Wednesday, October 10, 2007

Mythical or Authentic?

Davidson and Lytle’s article Where Trouble Comes is about how many Vietnam War movies such as Deer Hunter and First Blood are mythical and have many changes in order to depict characters, background, and the war in a positive or “American” view. Since there was such protest against the Vietnam War in America filmmakers created films which did not change the outcomes of the Vietnam War but in First Blood’s case, showing a victory for America by rescuing a dozen prisoners (423). Platoon was the first successful to look at the Vietnam War itself as history and not myths of near invincible heroes and fabrications. Soldiers are not trigger happy gunmen with a mission to prove but instead are scared and will often try to weasel out of hard assignments to avoid being killed.

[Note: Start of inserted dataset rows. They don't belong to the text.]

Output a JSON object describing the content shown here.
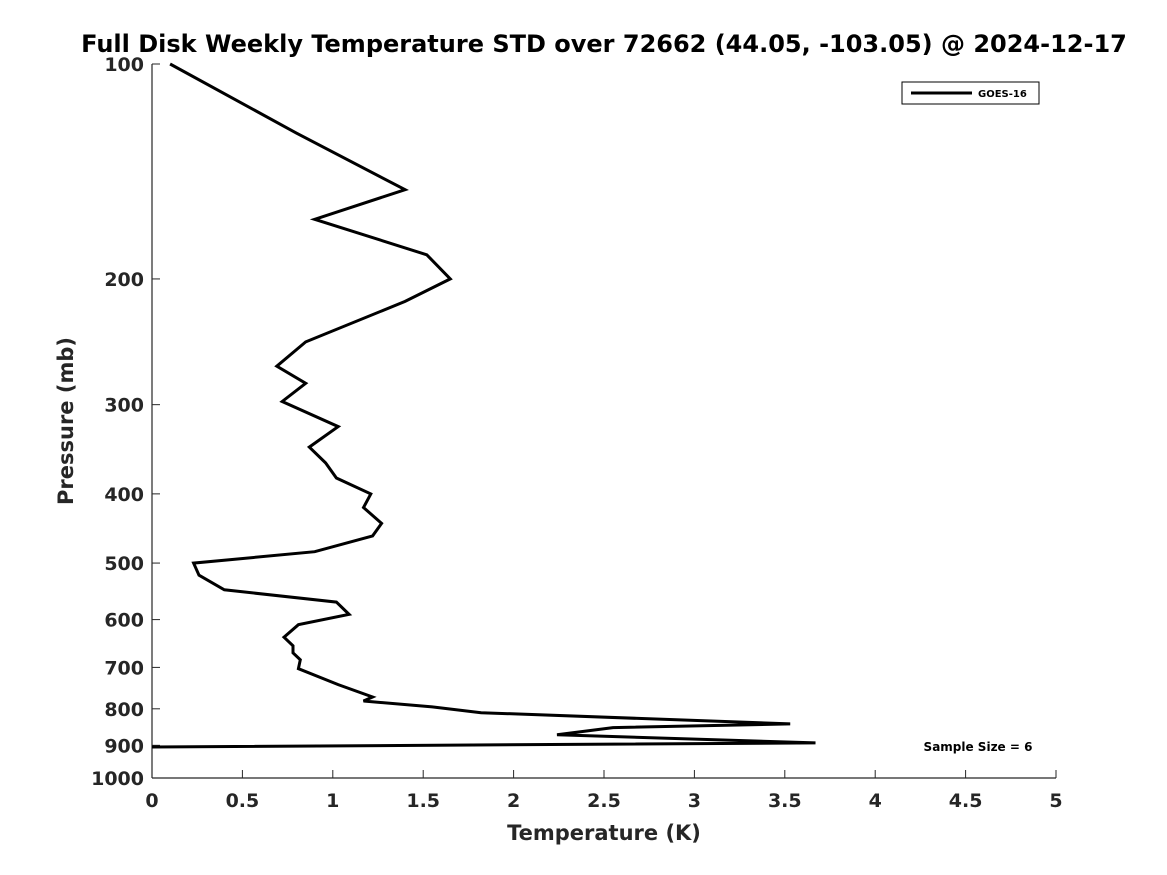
{
  "chart_data": {
    "type": "line",
    "title": "Full Disk Weekly Temperature STD over 72662 (44.05, -103.05) @ 2024-12-17",
    "xlabel": "Temperature (K)",
    "ylabel": "Pressure (mb)",
    "xlim": [
      0,
      5
    ],
    "ylim": [
      100,
      1000
    ],
    "y_scale": "log",
    "y_reversed": true,
    "x_ticks": [
      0,
      0.5,
      1,
      1.5,
      2,
      2.5,
      3,
      3.5,
      4,
      4.5,
      5
    ],
    "x_tick_labels": [
      "0",
      "0.5",
      "1",
      "1.5",
      "2",
      "2.5",
      "3",
      "3.5",
      "4",
      "4.5",
      "5"
    ],
    "y_ticks": [
      100,
      200,
      300,
      400,
      500,
      600,
      700,
      800,
      900,
      1000
    ],
    "y_tick_labels": [
      "100",
      "200",
      "300",
      "400",
      "500",
      "600",
      "700",
      "800",
      "900",
      "1000"
    ],
    "grid": false,
    "legend_position": "top-right",
    "series": [
      {
        "name": "GOES-16",
        "color": "#000000",
        "points": [
          [
            0.1,
            100
          ],
          [
            0.8,
            125
          ],
          [
            1.4,
            150
          ],
          [
            0.9,
            165
          ],
          [
            1.52,
            185
          ],
          [
            1.65,
            200
          ],
          [
            1.4,
            215
          ],
          [
            0.85,
            245
          ],
          [
            0.69,
            265
          ],
          [
            0.85,
            280
          ],
          [
            0.72,
            297
          ],
          [
            1.03,
            322
          ],
          [
            0.87,
            344
          ],
          [
            0.96,
            362
          ],
          [
            1.02,
            380
          ],
          [
            1.21,
            400
          ],
          [
            1.17,
            418
          ],
          [
            1.27,
            440
          ],
          [
            1.22,
            458
          ],
          [
            0.9,
            482
          ],
          [
            0.23,
            500
          ],
          [
            0.26,
            520
          ],
          [
            0.4,
            545
          ],
          [
            1.02,
            567
          ],
          [
            1.09,
            590
          ],
          [
            0.81,
            610
          ],
          [
            0.73,
            635
          ],
          [
            0.78,
            653
          ],
          [
            0.78,
            668
          ],
          [
            0.82,
            683
          ],
          [
            0.81,
            703
          ],
          [
            1.03,
            740
          ],
          [
            1.22,
            770
          ],
          [
            1.17,
            780
          ],
          [
            1.55,
            795
          ],
          [
            1.82,
            810
          ],
          [
            3.53,
            840
          ],
          [
            2.55,
            850
          ],
          [
            2.24,
            870
          ],
          [
            3.67,
            893
          ],
          [
            0.0,
            905
          ]
        ]
      }
    ],
    "annotation": "Sample Size = 6"
  }
}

Platoon also depicts emotions soldiers faced while fighting in the Vietnam War, “Sheen is tormented by ants that crawl over him; he faints from the heat and humidity of the hard march; he stares anxiously into a rainy, impenetrable dark, trying to spot the invisible enemy” (424).

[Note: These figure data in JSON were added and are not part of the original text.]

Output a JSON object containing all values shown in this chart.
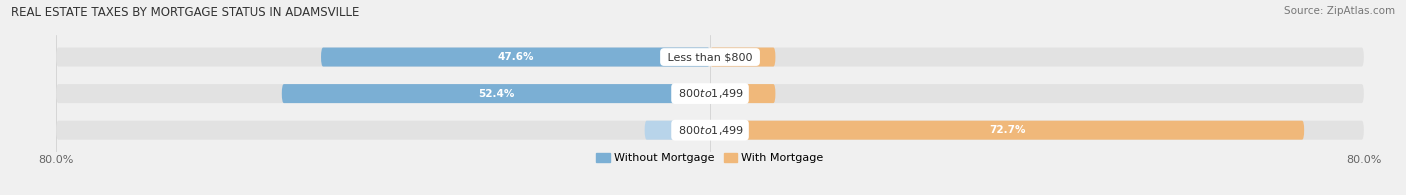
{
  "title": "REAL ESTATE TAXES BY MORTGAGE STATUS IN ADAMSVILLE",
  "source": "Source: ZipAtlas.com",
  "bars": [
    {
      "label": "Less than $800",
      "without_mortgage": 47.6,
      "with_mortgage": 0.0
    },
    {
      "label": "$800 to $1,499",
      "without_mortgage": 52.4,
      "with_mortgage": 0.0
    },
    {
      "label": "$800 to $1,499",
      "without_mortgage": 0.0,
      "with_mortgage": 72.7
    }
  ],
  "xlim": [
    -80,
    80
  ],
  "color_without": "#7BAFD4",
  "color_with": "#F0B87A",
  "color_without_light": "#B8D4EA",
  "bar_bg_color": "#E2E2E2",
  "bar_height": 0.52,
  "title_fontsize": 8.5,
  "source_fontsize": 7.5,
  "label_fontsize": 8,
  "pct_fontsize": 7.5,
  "legend_fontsize": 8,
  "axis_fontsize": 8,
  "bg_color": "#F0F0F0"
}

In Tim O’Brien’s The Man I Killed, after killing a Vietnamese soldier, an American soldier named Kiowa feels strong emotions of guilt and denial. Kiowa tells the Vietnamese soldier to “Stop staring” and “Man, I’m sorry” (144) while lying dead full of holes and bleeding. Kiowa tries to rationalize his actions by stating that it is war and he had to do something. Davidson and Lytle would look at this O’Brien story and say that is indeed authentic. Kiowa feels deep regrets for what he did and asks for forgiveness to his “enemies.”